Equities in Canada’s largest centre continued to take their punishment Thursday, as utilities and tech concerns were especially punished.
The TSX demurred 97.47 points, to conclude Thursday at 20,120.74.
The Canadian dollar sank 0.03 cents to 74.89 cents U.S.
Utilities were roughed up Thursday, as units of Brookfield Infrastructure Partners swooned $1.99, or 4.5%, to $42.63, while Fortis tumbled $2.38, or 4.3%, to $53.05.
In tech stocks, Shopify dumped $4.59, or 5.5%, to $78.88, while Bitfarms handed back 11 cents, or 4.8%, to $2.19.
In communications, Cogeco Communications plunged $1.61, or 2.5%, to $64.01, while Quebecor issues fell 75 cents, or 2.3%, to $31.26.
Energy tried to even things out, with Vermilion Energy climbing 94 cents, or 5.3%, to $18.79, while Secure Energy Services moved forward 26 cents, or 3.9%, to $6.97.
In health-care, Tilray grabbed six cents, or 1.9%, to $3.22, while Bausch Health Companies added nine cents to $12.56.
In industrials, Ballard Power Systems surged 49 cents, or 8.2%, to $6.45, while SNC-Lavalin took on $3.85, or 10.2%, to $41.73.
ON BAYSTREET
The TSX Venture Exchange reared back 0.28 points to 611.64.
All but three of the 12 TSX subgroups declined, as utilities dumped 2.9%, information technology stuttered 1.4%, and communications faltered 1.2%.
The three gainers proved to be energy, ahead 1.3%, health-care, up 0.3%, and industrials, easing up 0.1%.
ON WALLSTREET
The S&P 500 ticked lower Thursday, after notching its worst day since April, as Wall Street assessed the latest corporate earnings results and struggled to shake off pressure from rising bond yields.
The Dow Jones Industrials dropped 66.7 points to end Thursday at 35,215.82.
The much broader index faded 11.54 points to 4,501.85.
The NASDAQ index dipped 13.73 points to 13,959.72.
The busy earnings week carried on, with chipmaker Qualcomm losing about 8.2% on a fiscal third-quarter revenue miss and disappointing guidance. PayPal shed 12.3% despite posting in-line results, while Expedia plunged 16.4% as gross bookings fell short of expectations.

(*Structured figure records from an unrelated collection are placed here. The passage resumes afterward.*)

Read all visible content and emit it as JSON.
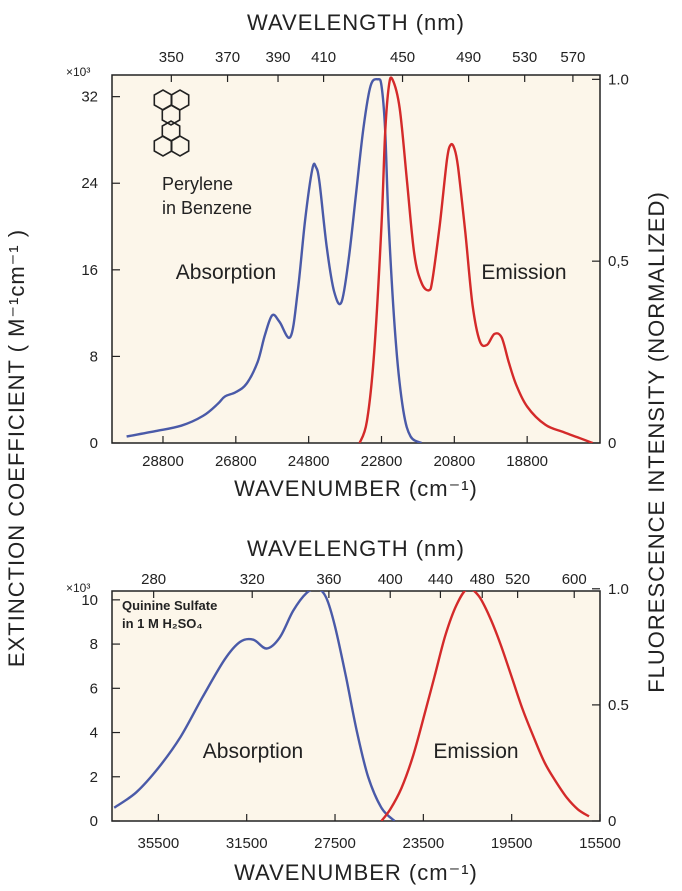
{
  "common": {
    "left_axis_label": "EXTINCTION   COEFFICIENT   ( M⁻¹cm⁻¹ )",
    "right_axis_label": "FLUORESCENCE   INTENSITY   (NORMALIZED)",
    "colors": {
      "absorption": "#4a5aa8",
      "emission": "#d42a2a",
      "panel_bg": "#fcf6ea",
      "axis": "#222222"
    }
  },
  "chart_data": [
    {
      "type": "line",
      "title": "",
      "panel": "top",
      "top_axis_title": "WAVELENGTH  (nm)",
      "top_ticks": [
        "350",
        "370",
        "390",
        "410",
        "450",
        "490",
        "530",
        "570"
      ],
      "top_tick_wavenumbers": [
        28571,
        27027,
        25641,
        24390,
        22222,
        20408,
        18868,
        17544
      ],
      "bottom_axis_title": "WAVENUMBER  (cm⁻¹)",
      "xlim": [
        30200,
        16800
      ],
      "x_ticks": [
        "28800",
        "26800",
        "24800",
        "22800",
        "20800",
        "18800"
      ],
      "x_tick_values": [
        28800,
        26800,
        24800,
        22800,
        20800,
        18800
      ],
      "y_multiplier": "×10³",
      "ylim": [
        0,
        34
      ],
      "y_ticks": [
        "0",
        "8",
        "16",
        "24",
        "32"
      ],
      "y_tick_values": [
        0,
        8,
        16,
        24,
        32
      ],
      "y2_ticks": [
        "0",
        "0,5",
        "1.0"
      ],
      "y2_tick_values": [
        0,
        0.5,
        1.0
      ],
      "annotation_lines": [
        "Perylene",
        "in Benzene"
      ],
      "series": [
        {
          "name": "Absorption",
          "axis": "left",
          "color": "#4a5aa8",
          "x": [
            29800,
            29000,
            28300,
            27700,
            27300,
            27100,
            26800,
            26500,
            26200,
            26000,
            25800,
            25600,
            25300,
            25100,
            24900,
            24700,
            24600,
            24500,
            24300,
            24100,
            23900,
            23700,
            23500,
            23300,
            23100,
            22900,
            22800,
            22700,
            22600,
            22400,
            22200,
            22000,
            21700
          ],
          "y": [
            0.6,
            1.1,
            1.6,
            2.5,
            3.6,
            4.3,
            4.7,
            5.5,
            7.5,
            10,
            11.8,
            11.2,
            9.8,
            14,
            20.5,
            25.3,
            25.5,
            24,
            18,
            14,
            13,
            17,
            23,
            29,
            33,
            33.6,
            33,
            29,
            20,
            9,
            3,
            0.6,
            0
          ]
        },
        {
          "name": "Emission",
          "axis": "right",
          "color": "#d42a2a",
          "x": [
            23400,
            23200,
            23000,
            22800,
            22700,
            22600,
            22500,
            22300,
            22100,
            21900,
            21700,
            21500,
            21400,
            21200,
            21000,
            20900,
            20800,
            20700,
            20500,
            20300,
            20100,
            19900,
            19700,
            19500,
            19300,
            19100,
            18800,
            18300,
            17800,
            17400,
            17000
          ],
          "y": [
            0,
            0.06,
            0.25,
            0.6,
            0.85,
            0.98,
            1.0,
            0.92,
            0.72,
            0.52,
            0.44,
            0.42,
            0.45,
            0.6,
            0.78,
            0.82,
            0.81,
            0.76,
            0.58,
            0.38,
            0.28,
            0.27,
            0.3,
            0.29,
            0.22,
            0.16,
            0.1,
            0.05,
            0.03,
            0.015,
            0.0
          ]
        }
      ],
      "labels": [
        "Absorption",
        "Emission"
      ]
    },
    {
      "type": "line",
      "title": "",
      "panel": "bottom",
      "top_axis_title": "WAVELENGTH  (nm)",
      "top_ticks": [
        "280",
        "320",
        "360",
        "400",
        "440",
        "480",
        "520",
        "600"
      ],
      "top_tick_wavenumbers": [
        35714,
        31250,
        27778,
        25000,
        22727,
        20833,
        19231,
        16667
      ],
      "bottom_axis_title": "WAVENUMBER  (cm⁻¹)",
      "xlim": [
        37600,
        15500
      ],
      "x_ticks": [
        "35500",
        "31500",
        "27500",
        "23500",
        "19500",
        "15500"
      ],
      "x_tick_values": [
        35500,
        31500,
        27500,
        23500,
        19500,
        15500
      ],
      "y_multiplier": "×10³",
      "ylim": [
        0,
        10.4
      ],
      "y_ticks": [
        "0",
        "2",
        "4",
        "6",
        "8",
        "10"
      ],
      "y_tick_values": [
        0,
        2,
        4,
        6,
        8,
        10
      ],
      "y2_ticks": [
        "0",
        "0.5",
        "1.0"
      ],
      "y2_tick_values": [
        0,
        0.5,
        1.0
      ],
      "annotation_lines": [
        "Quinine Sulfate",
        "in 1 M H₂SO₄"
      ],
      "series": [
        {
          "name": "Absorption",
          "axis": "left",
          "color": "#4a5aa8",
          "x": [
            37500,
            36500,
            35500,
            34500,
            33500,
            32500,
            31800,
            31200,
            30600,
            30000,
            29400,
            28800,
            28300,
            27900,
            27500,
            27000,
            26500,
            26000,
            25400,
            24800
          ],
          "y": [
            0.6,
            1.3,
            2.4,
            3.8,
            5.6,
            7.3,
            8.1,
            8.2,
            7.8,
            8.3,
            9.5,
            10.3,
            10.5,
            10.1,
            8.8,
            6.5,
            4.0,
            2.0,
            0.6,
            0
          ]
        },
        {
          "name": "Emission",
          "axis": "right",
          "color": "#d42a2a",
          "x": [
            25400,
            25000,
            24500,
            24000,
            23500,
            23000,
            22500,
            22000,
            21500,
            21000,
            20500,
            20000,
            19500,
            19000,
            18500,
            18000,
            17500,
            17000,
            16500,
            16000
          ],
          "y": [
            0,
            0.05,
            0.14,
            0.27,
            0.44,
            0.62,
            0.8,
            0.93,
            1.0,
            0.97,
            0.88,
            0.76,
            0.62,
            0.48,
            0.36,
            0.25,
            0.17,
            0.1,
            0.05,
            0.02
          ]
        }
      ],
      "labels": [
        "Absorption",
        "Emission"
      ]
    }
  ]
}
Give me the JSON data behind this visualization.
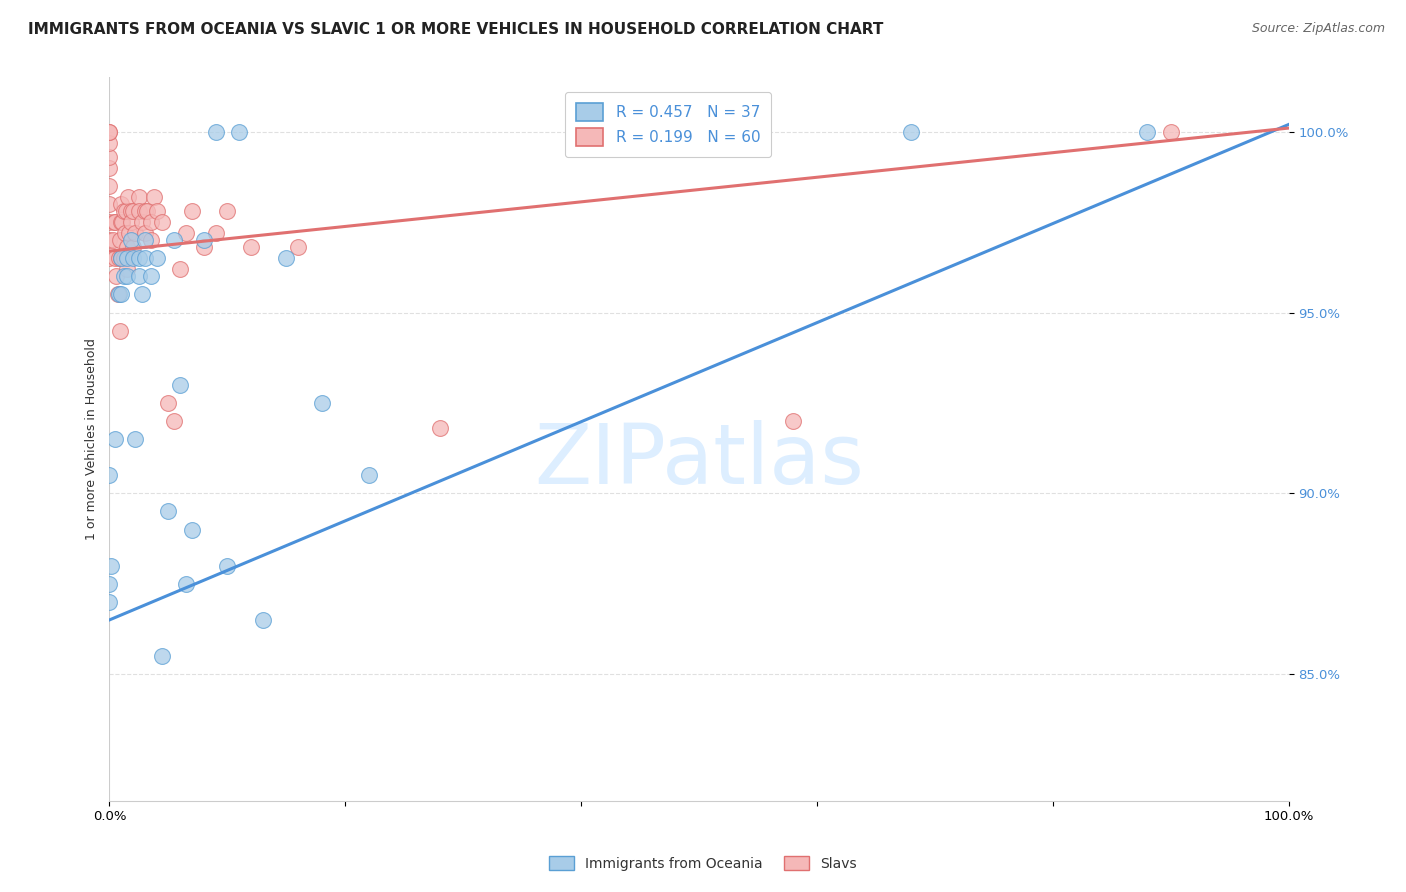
{
  "title": "IMMIGRANTS FROM OCEANIA VS SLAVIC 1 OR MORE VEHICLES IN HOUSEHOLD CORRELATION CHART",
  "source": "Source: ZipAtlas.com",
  "ylabel": "1 or more Vehicles in Household",
  "watermark": "ZIPatlas",
  "xlim": [
    0.0,
    1.0
  ],
  "ylim": [
    0.815,
    1.015
  ],
  "yticks": [
    0.85,
    0.9,
    0.95,
    1.0
  ],
  "ytick_labels": [
    "85.0%",
    "90.0%",
    "95.0%",
    "100.0%"
  ],
  "xticks": [
    0.0,
    0.2,
    0.4,
    0.6,
    0.8,
    1.0
  ],
  "xtick_labels": [
    "0.0%",
    "",
    "",
    "",
    "",
    "100.0%"
  ],
  "legend1_label": "R = 0.457   N = 37",
  "legend2_label": "R = 0.199   N = 60",
  "blue_color": "#a8cce8",
  "pink_color": "#f5b8b8",
  "blue_edge_color": "#5a9fd4",
  "pink_edge_color": "#e07070",
  "blue_line_color": "#4a90d9",
  "pink_line_color": "#e07070",
  "blue_label_color": "#4a90d9",
  "blue_scatter_x": [
    0.0,
    0.0,
    0.0,
    0.001,
    0.005,
    0.008,
    0.01,
    0.01,
    0.012,
    0.015,
    0.015,
    0.018,
    0.02,
    0.022,
    0.025,
    0.025,
    0.028,
    0.03,
    0.03,
    0.035,
    0.04,
    0.045,
    0.05,
    0.055,
    0.06,
    0.065,
    0.07,
    0.08,
    0.09,
    0.1,
    0.11,
    0.13,
    0.15,
    0.18,
    0.22,
    0.68,
    0.88
  ],
  "blue_scatter_y": [
    0.905,
    0.875,
    0.87,
    0.88,
    0.915,
    0.955,
    0.955,
    0.965,
    0.96,
    0.96,
    0.965,
    0.97,
    0.965,
    0.915,
    0.965,
    0.96,
    0.955,
    0.97,
    0.965,
    0.96,
    0.965,
    0.855,
    0.895,
    0.97,
    0.93,
    0.875,
    0.89,
    0.97,
    1.0,
    0.88,
    1.0,
    0.865,
    0.965,
    0.925,
    0.905,
    1.0,
    1.0
  ],
  "pink_scatter_x": [
    0.0,
    0.0,
    0.0,
    0.0,
    0.0,
    0.0,
    0.0,
    0.0,
    0.0,
    0.0,
    0.003,
    0.004,
    0.005,
    0.005,
    0.006,
    0.007,
    0.008,
    0.009,
    0.009,
    0.01,
    0.01,
    0.01,
    0.011,
    0.012,
    0.012,
    0.013,
    0.014,
    0.015,
    0.015,
    0.016,
    0.017,
    0.018,
    0.018,
    0.02,
    0.02,
    0.022,
    0.025,
    0.025,
    0.028,
    0.03,
    0.03,
    0.032,
    0.035,
    0.035,
    0.038,
    0.04,
    0.045,
    0.05,
    0.055,
    0.06,
    0.065,
    0.07,
    0.08,
    0.09,
    0.1,
    0.12,
    0.16,
    0.28,
    0.58,
    0.9
  ],
  "pink_scatter_y": [
    0.965,
    0.97,
    0.975,
    0.98,
    0.985,
    0.99,
    0.993,
    0.997,
    1.0,
    1.0,
    0.97,
    0.975,
    0.965,
    0.975,
    0.96,
    0.955,
    0.965,
    0.945,
    0.97,
    0.965,
    0.975,
    0.98,
    0.975,
    0.965,
    0.978,
    0.972,
    0.978,
    0.962,
    0.968,
    0.982,
    0.972,
    0.978,
    0.975,
    0.968,
    0.978,
    0.972,
    0.982,
    0.978,
    0.975,
    0.978,
    0.972,
    0.978,
    0.97,
    0.975,
    0.982,
    0.978,
    0.975,
    0.925,
    0.92,
    0.962,
    0.972,
    0.978,
    0.968,
    0.972,
    0.978,
    0.968,
    0.968,
    0.918,
    0.92,
    1.0
  ],
  "blue_trend_y_start": 0.865,
  "blue_trend_y_end": 1.002,
  "pink_trend_y_start": 0.967,
  "pink_trend_y_end": 1.001,
  "title_fontsize": 11,
  "source_fontsize": 9,
  "axis_label_fontsize": 9,
  "tick_fontsize": 9.5,
  "legend_fontsize": 11,
  "watermark_fontsize": 60,
  "watermark_color": "#ddeeff",
  "background_color": "#ffffff",
  "grid_color": "#e0e0e0"
}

The market faces another major earnings test Thursday as tech bellwethers Apple and Amazon report results after the bell. Thus far, nearly 79% of S&P 500 companies have issued quarterly reports, with about 82% beating expectations, according to FactSet. Earnings are also expected to fall about 5% from a year ago.
Prices for the 10-year Treasury crashed, raising yields to 4.18% from Wednesday’s 4.07%. Treasury prices and yields move in opposite directions.
Oil prices gained $2.24 to $81.73 U.S. a barrel.
Gold prices subtracted $6.20 to $1,968.80 U.S. an ounce.